You, too, will make the ascent,
skirting unnameable growth
and a wind-sculpted tree,
until, dazed by distances,
above your head you’ll see it,
bone-white, transcendent,
asserting benignly its own
claim to permanence.

With its eight tons of prism
afloat in a pool of mercury
it smashes sun to fragments
each afternoon when the angle
is right. At night it’s a cauldron
of light, an oracle, revealing little
beyond the certainties
of white fellas who built it.
(previously published in New Walk , Autumn 2011)
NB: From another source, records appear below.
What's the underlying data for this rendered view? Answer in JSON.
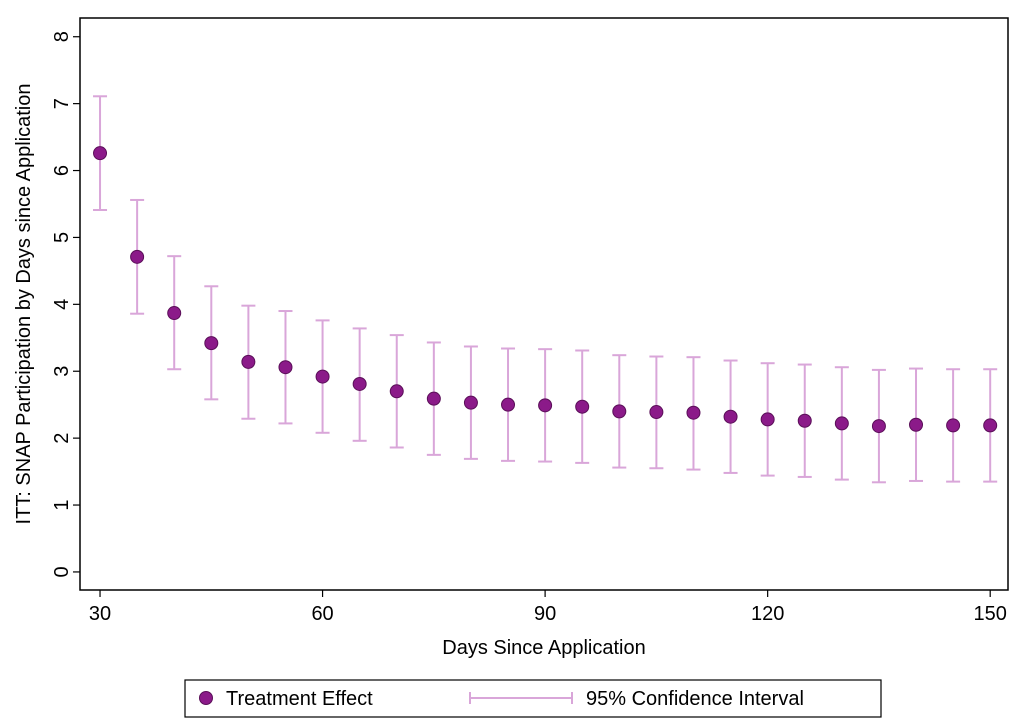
{
  "chart_data": {
    "type": "errorbar",
    "x_label": "Days Since Application",
    "y_label": "ITT: SNAP Participation by Days since Application",
    "x": [
      30,
      35,
      40,
      45,
      50,
      55,
      60,
      65,
      70,
      75,
      80,
      85,
      90,
      95,
      100,
      105,
      110,
      115,
      120,
      125,
      130,
      135,
      140,
      145,
      150
    ],
    "series": [
      {
        "name": "Treatment Effect",
        "color": "#8b1a89",
        "values": [
          6.26,
          4.71,
          3.87,
          3.42,
          3.14,
          3.06,
          2.92,
          2.81,
          2.7,
          2.59,
          2.53,
          2.5,
          2.49,
          2.47,
          2.4,
          2.39,
          2.38,
          2.32,
          2.28,
          2.26,
          2.22,
          2.18,
          2.2,
          2.19,
          2.19
        ]
      }
    ],
    "interval": {
      "name": "95% Confidence Interval",
      "color": "#d9a6d9",
      "lower": [
        5.41,
        3.86,
        3.03,
        2.58,
        2.29,
        2.22,
        2.08,
        1.96,
        1.86,
        1.75,
        1.69,
        1.66,
        1.65,
        1.63,
        1.56,
        1.55,
        1.53,
        1.48,
        1.44,
        1.42,
        1.38,
        1.34,
        1.36,
        1.35,
        1.35
      ],
      "upper": [
        7.11,
        5.56,
        4.72,
        4.27,
        3.98,
        3.9,
        3.76,
        3.64,
        3.54,
        3.43,
        3.37,
        3.34,
        3.33,
        3.31,
        3.24,
        3.22,
        3.21,
        3.16,
        3.12,
        3.1,
        3.06,
        3.02,
        3.04,
        3.03,
        3.03
      ]
    },
    "xlim": [
      27.3,
      152.4
    ],
    "ylim": [
      -0.27,
      8.28
    ],
    "xticks": [
      30,
      60,
      90,
      120,
      150
    ],
    "yticks": [
      0,
      1,
      2,
      3,
      4,
      5,
      6,
      7,
      8
    ],
    "grid": false
  }
}
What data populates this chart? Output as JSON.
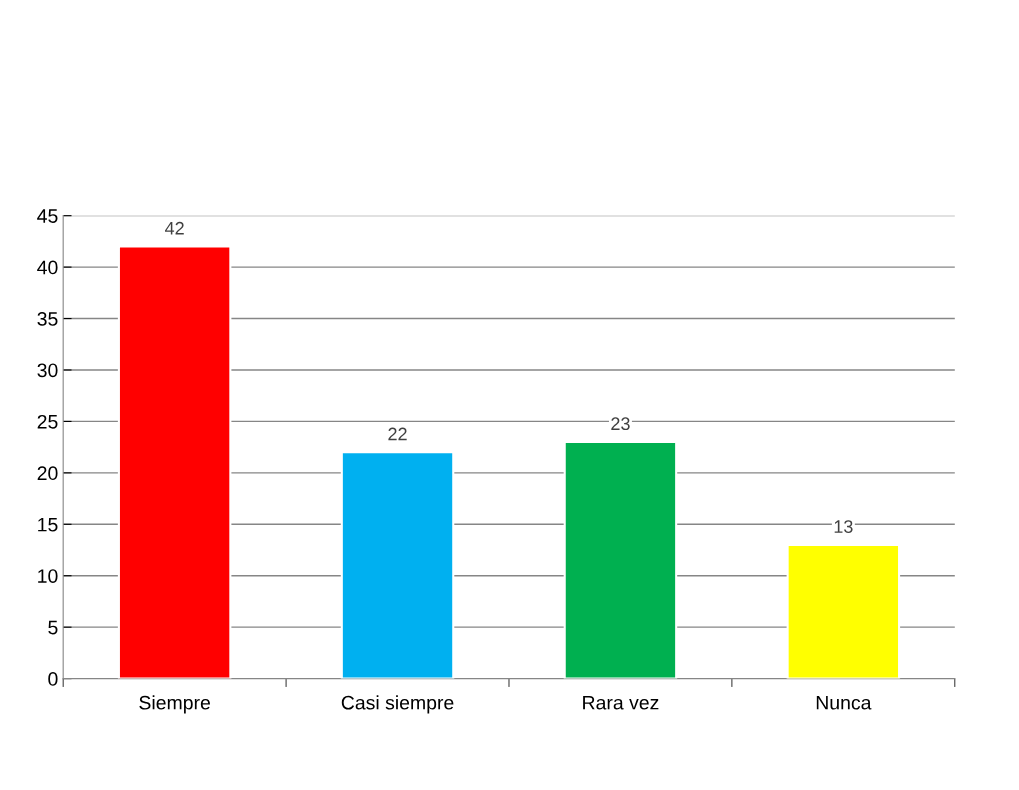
{
  "chart_data": {
    "type": "bar",
    "categories": [
      "Siempre",
      "Casi siempre",
      "Rara vez",
      "Nunca"
    ],
    "values": [
      42,
      22,
      23,
      13
    ],
    "colors": [
      "#ff0000",
      "#00b0f0",
      "#00b050",
      "#ffff00"
    ],
    "ylim": [
      0,
      45
    ],
    "yticks": [
      0,
      5,
      10,
      15,
      20,
      25,
      30,
      35,
      40,
      45
    ],
    "grid": "y",
    "data_labels": true
  }
}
David Cooke won a Gregory Award in 1977 and published his first collection, Brueghel’s Dancers in 1984. His retrospective collection, In the Distance, was published in 2011 by Night Publishing and a collection of more recent pieces, Work Horses, has recently been published by Ward Wood Publishing. His poems, translations and reviews have appeared widely in journals including Agenda, Ambit, The Bow Wow Shop, The Critical Quarterly, The Irish Press, The London Magazine, Magma, The North, Orbis, Other Poetry, Poetry Ireland Review, Poetry London, Poetry Salzburg Review, The Reader, The SHOp and Stand.